Ein Stoff mit Zunder also auch für die RTS-Diskussionssendung «Forum». «Wir gehen nach Genf, wo eine Nomination schockiert: die Ernennung von Alain Bachmann als Generaldirektor», fasste Moderator Mehmet Gultas die Situation zusammen. Zwar arbeite der Vater nicht im Departement seiner Tochter, trotzdem passe die Situation gewissen Politikern gar nicht.
«Vater einer Staatsrätin, Ex-Schwager einer anderen und nun Chefbeamter, wie geht das alles zusammen?», fragte Gultas den Präsidenten der Genfer Regierung, Antonio Hodgers (Grüne). Das Gesetz regle mögliche Interessenkonflikte, antwortete Hodgers. Wenn es in Regierungssitzungen jeweils um das Personalgeschäft gegangen sei, habe Delphine Bachmann jeweils das Sitzungszimmer verlassen und darüber hinaus keinen Zugang zu Dokumenten gehabt, so Hodgers. Die Regierung habe den Entscheid ohne Bachmann in globo gefällt.

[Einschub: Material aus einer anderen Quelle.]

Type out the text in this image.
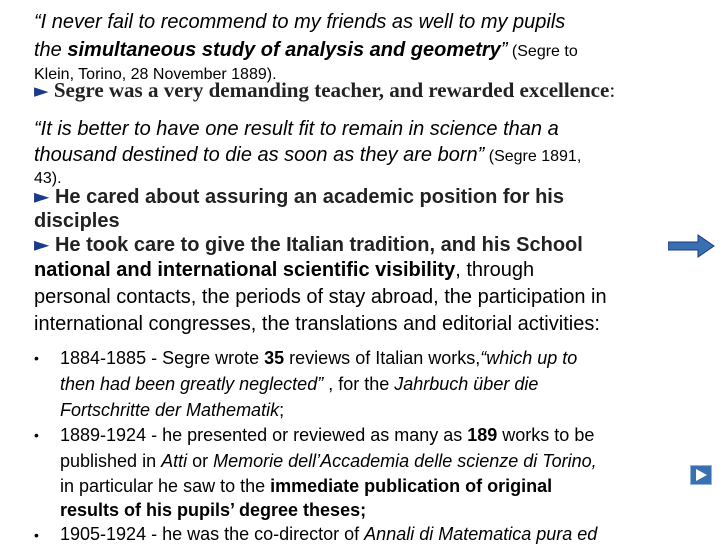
“I never fail to recommend to my friends as well to my pupils
the simultaneous study of analysis and geometry” (Segre to
Klein, Torino, 28 November 1889).
► Segre was a very demanding teacher, and rewarded excellence:
“It is better to have one result fit to remain in science than a
thousand destined to die as soon as they are born” (Segre 1891,
43).
► He cared about assuring an academic position for his
disciples
► He took care to give the Italian tradition, and his School
national and international scientific visibility, through
personal contacts, the periods of stay abroad, the participation in
international congresses, the translations and editorial activities:
• 1884-1885 - Segre wrote 35 reviews of Italian works,“which up to
then had been greatly neglected” , for the Jahrbuch über die
Fortschritte der Mathematik;
• 1889-1924 - he presented or reviewed as many as 189 works to be
published in Atti or Memorie dell’Accademia delle scienze di Torino,
in particular he saw to the immediate publication of original
results of his pupils’ degree theses;
• 1905-1924 - he was the co-director of Annali di Matematica pura ed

Aber die Regierung riskiere einen potenziellen Imageschaden, hakte der RTS-Journalist nach. Natürlich, aber in solche Dilemmata kämen Regierungen häufig, so Hodgers. Man habe 50 Bewerbungen gehabt, Alain Bachmann sei der fähigste Kandidat gewesen. «Soll man diesem Kandidaten die Wahl verweigern, was das Gesetz so nicht vorsieht? Das wäre problematisch, weil wir das Gesetz strapazieren würden», sagte Hodgers. Die Regierung habe mit dieser Polemik gerechnet, in Genf gehöre sie fast zum politischen Alltag. Der Personalentscheid sei rechtskräftig, man werde nicht auf ihn zurückkommen. Dabei blieb es bislang.